Writer, producer and actor Paul Yates is a comedic "everyman". His CV includes sketch shows Facelift and Telly Laughs, pre-teen series Freaky and The Killian Curse, and teen sitcom Girl vs Boy. He’s written for popular sitcoms Willy Nilly and Sunny Skies, and is producer and co-writer for Wellington Paranormal, the successful What We Do in the Shadows spin-off.
Stage and screen veteran Rima Te Wiata has showcased her talents as an actor (Hunt for the Wilderpeople), impersonator (More Issues), and singer (Little Shop of Horrors) — often all at the same time. In 2017 Te Wiata was awarded a New Zealand Order of Merit, for her work on film and television.

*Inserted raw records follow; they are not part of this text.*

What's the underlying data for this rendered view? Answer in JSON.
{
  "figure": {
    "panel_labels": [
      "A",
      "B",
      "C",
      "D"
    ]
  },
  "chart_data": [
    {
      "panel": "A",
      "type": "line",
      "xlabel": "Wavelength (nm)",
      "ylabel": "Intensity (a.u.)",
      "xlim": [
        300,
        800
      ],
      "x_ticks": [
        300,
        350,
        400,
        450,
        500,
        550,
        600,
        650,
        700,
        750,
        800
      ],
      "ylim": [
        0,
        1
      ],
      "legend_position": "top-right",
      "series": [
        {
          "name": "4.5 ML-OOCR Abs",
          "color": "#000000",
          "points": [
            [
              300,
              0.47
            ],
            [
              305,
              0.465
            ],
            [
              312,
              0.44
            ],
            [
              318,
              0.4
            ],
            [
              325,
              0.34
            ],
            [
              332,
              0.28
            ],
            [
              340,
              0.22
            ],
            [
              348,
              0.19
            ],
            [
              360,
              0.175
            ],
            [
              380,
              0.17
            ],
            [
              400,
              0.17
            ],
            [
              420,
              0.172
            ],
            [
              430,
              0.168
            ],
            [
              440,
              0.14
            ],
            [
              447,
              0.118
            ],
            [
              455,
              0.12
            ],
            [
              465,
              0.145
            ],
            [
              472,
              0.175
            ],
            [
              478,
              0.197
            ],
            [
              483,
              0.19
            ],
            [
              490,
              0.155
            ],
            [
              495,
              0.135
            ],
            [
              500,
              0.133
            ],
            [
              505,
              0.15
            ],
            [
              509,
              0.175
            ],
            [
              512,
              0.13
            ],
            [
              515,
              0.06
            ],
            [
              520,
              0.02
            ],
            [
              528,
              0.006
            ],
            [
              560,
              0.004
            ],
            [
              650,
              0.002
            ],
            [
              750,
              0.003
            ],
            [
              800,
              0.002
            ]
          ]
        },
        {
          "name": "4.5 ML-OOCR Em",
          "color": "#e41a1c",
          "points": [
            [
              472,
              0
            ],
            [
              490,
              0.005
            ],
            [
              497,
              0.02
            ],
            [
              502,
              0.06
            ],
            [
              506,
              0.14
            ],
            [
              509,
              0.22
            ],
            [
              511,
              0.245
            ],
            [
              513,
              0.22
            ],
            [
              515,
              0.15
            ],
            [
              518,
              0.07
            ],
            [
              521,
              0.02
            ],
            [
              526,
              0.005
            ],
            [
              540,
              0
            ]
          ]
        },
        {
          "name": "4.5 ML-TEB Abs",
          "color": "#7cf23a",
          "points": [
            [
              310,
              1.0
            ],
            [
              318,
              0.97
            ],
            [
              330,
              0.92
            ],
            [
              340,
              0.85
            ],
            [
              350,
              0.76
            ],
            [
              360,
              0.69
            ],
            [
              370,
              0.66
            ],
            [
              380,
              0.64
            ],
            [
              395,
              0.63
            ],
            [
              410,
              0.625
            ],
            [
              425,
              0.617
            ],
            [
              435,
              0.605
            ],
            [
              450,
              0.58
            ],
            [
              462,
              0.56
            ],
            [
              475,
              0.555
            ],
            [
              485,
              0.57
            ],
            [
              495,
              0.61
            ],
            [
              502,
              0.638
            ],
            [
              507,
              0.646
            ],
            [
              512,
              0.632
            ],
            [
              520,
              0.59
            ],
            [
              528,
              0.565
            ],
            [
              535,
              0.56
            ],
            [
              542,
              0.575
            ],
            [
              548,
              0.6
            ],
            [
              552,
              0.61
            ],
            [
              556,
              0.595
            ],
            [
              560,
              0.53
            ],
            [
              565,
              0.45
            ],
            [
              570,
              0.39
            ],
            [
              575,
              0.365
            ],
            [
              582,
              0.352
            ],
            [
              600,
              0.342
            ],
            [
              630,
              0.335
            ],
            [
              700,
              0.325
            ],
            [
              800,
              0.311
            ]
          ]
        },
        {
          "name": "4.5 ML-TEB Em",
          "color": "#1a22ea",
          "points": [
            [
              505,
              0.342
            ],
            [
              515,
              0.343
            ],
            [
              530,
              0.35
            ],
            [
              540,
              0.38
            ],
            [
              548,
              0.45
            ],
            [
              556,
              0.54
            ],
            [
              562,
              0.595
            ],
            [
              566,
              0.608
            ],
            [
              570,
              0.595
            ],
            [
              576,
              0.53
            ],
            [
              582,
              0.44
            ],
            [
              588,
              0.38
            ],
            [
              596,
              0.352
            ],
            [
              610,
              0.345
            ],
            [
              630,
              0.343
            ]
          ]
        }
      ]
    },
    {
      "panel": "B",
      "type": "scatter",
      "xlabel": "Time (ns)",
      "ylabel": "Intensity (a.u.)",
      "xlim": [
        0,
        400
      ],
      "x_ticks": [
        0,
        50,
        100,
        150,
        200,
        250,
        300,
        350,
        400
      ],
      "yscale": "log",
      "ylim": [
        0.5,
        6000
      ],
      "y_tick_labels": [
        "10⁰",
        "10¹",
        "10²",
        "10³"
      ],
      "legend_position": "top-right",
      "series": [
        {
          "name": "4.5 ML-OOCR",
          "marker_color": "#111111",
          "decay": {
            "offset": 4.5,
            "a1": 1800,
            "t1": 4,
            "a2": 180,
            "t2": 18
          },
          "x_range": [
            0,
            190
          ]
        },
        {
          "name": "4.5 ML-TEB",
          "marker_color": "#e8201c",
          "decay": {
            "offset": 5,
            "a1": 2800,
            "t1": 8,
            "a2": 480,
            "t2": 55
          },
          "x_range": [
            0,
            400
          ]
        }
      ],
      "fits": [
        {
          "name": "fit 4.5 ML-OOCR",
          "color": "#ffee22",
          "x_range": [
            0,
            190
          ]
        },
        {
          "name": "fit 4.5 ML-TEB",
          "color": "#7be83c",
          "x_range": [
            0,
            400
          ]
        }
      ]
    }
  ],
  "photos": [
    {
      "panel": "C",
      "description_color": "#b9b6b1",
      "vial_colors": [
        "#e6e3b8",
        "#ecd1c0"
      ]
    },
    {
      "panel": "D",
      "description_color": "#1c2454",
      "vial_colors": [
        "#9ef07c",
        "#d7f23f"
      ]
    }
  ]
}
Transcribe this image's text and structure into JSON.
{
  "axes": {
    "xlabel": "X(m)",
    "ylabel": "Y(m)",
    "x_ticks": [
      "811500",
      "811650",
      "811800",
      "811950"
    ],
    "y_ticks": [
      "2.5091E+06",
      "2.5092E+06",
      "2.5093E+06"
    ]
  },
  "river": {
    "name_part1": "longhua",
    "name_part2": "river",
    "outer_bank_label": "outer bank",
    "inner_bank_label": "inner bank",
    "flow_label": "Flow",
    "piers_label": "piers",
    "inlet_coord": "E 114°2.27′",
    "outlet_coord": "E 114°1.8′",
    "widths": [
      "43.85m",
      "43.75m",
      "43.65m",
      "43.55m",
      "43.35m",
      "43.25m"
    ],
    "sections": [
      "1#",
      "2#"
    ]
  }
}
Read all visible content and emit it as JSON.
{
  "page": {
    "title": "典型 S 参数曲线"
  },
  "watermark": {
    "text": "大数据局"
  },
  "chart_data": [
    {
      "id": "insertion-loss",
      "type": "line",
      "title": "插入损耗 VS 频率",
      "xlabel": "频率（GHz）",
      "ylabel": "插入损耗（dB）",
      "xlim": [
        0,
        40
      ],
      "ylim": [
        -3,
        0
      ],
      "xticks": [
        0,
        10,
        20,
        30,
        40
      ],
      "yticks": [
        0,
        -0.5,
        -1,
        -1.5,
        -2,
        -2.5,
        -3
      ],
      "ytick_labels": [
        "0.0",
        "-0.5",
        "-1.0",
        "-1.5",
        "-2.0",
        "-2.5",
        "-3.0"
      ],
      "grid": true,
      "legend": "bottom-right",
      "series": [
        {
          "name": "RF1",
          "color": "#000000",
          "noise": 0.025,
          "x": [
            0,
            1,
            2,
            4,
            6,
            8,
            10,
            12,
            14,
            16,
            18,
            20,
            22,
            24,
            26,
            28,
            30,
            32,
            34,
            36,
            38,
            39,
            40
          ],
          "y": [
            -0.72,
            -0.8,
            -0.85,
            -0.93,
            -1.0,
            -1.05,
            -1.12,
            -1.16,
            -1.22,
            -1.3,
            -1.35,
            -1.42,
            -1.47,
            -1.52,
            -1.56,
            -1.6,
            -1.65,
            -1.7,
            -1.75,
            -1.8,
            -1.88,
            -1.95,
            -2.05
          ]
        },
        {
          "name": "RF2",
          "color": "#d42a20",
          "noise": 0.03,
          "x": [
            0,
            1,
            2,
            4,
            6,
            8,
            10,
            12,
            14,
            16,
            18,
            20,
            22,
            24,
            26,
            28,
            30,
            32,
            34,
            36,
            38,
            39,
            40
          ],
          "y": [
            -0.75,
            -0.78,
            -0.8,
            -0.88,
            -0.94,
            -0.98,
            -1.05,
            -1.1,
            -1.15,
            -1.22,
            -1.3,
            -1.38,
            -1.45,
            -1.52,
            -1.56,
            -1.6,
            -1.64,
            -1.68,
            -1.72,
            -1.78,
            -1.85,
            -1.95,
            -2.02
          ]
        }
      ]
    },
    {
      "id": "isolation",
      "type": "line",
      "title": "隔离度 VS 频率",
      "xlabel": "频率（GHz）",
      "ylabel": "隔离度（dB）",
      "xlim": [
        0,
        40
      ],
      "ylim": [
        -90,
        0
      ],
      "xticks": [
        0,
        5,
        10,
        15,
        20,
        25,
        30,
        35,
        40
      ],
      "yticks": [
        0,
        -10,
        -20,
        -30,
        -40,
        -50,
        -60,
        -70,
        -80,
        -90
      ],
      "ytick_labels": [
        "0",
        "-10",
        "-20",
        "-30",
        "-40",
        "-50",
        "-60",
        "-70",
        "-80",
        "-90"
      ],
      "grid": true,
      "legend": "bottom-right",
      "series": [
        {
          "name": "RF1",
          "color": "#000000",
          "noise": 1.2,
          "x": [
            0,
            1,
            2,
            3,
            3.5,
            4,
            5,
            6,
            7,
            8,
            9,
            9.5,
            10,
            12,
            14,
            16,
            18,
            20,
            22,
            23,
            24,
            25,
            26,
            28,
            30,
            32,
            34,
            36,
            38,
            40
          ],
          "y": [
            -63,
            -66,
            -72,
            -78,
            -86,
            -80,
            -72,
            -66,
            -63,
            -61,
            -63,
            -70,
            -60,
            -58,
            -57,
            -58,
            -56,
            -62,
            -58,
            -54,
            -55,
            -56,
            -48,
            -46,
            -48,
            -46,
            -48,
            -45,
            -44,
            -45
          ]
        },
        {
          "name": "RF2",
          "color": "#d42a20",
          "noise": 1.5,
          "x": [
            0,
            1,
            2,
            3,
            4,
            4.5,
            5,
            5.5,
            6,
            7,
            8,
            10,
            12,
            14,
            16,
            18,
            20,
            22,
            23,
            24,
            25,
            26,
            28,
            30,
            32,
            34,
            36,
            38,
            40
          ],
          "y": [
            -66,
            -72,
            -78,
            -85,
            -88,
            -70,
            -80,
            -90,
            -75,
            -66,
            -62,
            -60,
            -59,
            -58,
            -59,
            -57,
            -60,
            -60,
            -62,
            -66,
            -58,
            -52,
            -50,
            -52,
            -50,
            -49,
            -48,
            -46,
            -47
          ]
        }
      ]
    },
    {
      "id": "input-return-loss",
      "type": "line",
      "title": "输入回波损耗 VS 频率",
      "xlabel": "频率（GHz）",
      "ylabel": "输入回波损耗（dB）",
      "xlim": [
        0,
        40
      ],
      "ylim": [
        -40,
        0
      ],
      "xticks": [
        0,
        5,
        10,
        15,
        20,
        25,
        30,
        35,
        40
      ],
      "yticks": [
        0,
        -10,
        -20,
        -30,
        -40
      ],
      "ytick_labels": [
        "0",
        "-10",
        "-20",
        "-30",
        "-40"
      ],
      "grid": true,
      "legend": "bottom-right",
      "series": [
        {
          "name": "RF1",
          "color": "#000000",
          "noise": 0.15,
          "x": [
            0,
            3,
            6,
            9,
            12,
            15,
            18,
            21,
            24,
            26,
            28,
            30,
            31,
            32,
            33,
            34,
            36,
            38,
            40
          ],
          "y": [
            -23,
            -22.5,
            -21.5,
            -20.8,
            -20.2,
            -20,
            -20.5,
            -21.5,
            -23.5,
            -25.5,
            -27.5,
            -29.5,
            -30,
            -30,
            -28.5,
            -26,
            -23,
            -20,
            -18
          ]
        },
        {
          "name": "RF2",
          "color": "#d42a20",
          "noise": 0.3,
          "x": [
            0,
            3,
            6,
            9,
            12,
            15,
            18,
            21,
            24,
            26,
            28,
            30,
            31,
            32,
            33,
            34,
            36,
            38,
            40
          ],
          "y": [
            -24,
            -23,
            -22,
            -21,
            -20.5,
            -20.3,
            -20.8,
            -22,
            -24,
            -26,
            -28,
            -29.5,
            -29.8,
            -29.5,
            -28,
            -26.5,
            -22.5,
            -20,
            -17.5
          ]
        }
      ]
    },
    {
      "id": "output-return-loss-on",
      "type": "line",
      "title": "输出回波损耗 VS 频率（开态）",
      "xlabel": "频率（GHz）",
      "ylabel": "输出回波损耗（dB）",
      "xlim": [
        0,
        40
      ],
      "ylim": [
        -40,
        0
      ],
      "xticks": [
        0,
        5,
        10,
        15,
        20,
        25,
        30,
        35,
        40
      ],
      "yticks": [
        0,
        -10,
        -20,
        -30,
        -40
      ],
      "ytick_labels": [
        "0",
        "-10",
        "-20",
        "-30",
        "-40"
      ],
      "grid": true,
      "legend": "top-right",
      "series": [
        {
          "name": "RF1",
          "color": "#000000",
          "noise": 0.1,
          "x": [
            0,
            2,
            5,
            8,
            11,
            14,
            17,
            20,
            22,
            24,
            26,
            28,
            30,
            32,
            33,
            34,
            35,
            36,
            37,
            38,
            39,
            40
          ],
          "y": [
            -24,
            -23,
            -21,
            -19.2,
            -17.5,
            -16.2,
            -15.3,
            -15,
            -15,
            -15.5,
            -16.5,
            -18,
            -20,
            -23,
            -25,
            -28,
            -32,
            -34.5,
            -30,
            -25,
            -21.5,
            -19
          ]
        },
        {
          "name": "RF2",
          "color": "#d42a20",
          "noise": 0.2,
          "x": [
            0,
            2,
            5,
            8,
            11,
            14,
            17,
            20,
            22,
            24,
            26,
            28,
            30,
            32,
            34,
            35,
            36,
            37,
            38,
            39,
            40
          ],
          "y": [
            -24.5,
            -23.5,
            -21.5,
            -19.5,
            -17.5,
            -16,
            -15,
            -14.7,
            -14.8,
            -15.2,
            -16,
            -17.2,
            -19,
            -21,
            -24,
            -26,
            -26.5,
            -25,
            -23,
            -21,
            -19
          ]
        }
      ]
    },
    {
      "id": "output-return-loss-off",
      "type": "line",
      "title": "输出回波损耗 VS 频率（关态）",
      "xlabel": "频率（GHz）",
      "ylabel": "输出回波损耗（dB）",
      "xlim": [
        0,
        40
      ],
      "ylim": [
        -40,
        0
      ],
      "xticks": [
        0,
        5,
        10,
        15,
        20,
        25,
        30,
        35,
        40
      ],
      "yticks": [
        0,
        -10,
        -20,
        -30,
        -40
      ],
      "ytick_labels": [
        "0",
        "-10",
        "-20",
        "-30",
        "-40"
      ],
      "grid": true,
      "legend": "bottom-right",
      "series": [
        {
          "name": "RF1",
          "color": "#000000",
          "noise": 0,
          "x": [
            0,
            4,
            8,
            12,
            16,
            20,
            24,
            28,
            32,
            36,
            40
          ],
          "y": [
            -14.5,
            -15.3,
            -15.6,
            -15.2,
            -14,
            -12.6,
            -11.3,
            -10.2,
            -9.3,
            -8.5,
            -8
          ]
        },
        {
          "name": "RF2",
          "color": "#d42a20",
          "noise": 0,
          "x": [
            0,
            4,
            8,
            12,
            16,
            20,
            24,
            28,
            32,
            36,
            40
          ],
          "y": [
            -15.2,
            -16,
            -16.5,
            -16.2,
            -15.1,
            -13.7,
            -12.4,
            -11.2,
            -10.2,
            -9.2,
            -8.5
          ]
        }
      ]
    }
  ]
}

Allan Martin, OBE, worked as a television executive on both sides of the Tasman, but had his roots in programme making. He began making TV in England in the early 60s. Returning home, he developed influential programmes for the NZBC in Compass and Town and Around. Headhunted by the ABC in Australia, he returned to NZ in 1975 to set up the new second channel, and later became Director-General of TVNZ.
Mark Wright became one of NZ television's most familiar faces in the 1990s, by imitating other people. The drama school graduate became a a reluctant comedian in an era of skit based shows that included Issues, LaughINZ, That Comedy Show, and Newsflash. His work on Issues and Sportsnight won him two NZ Film and Television awards. Wright's CV also includes a long run of stage roles, as well as live MC'ing and film acting.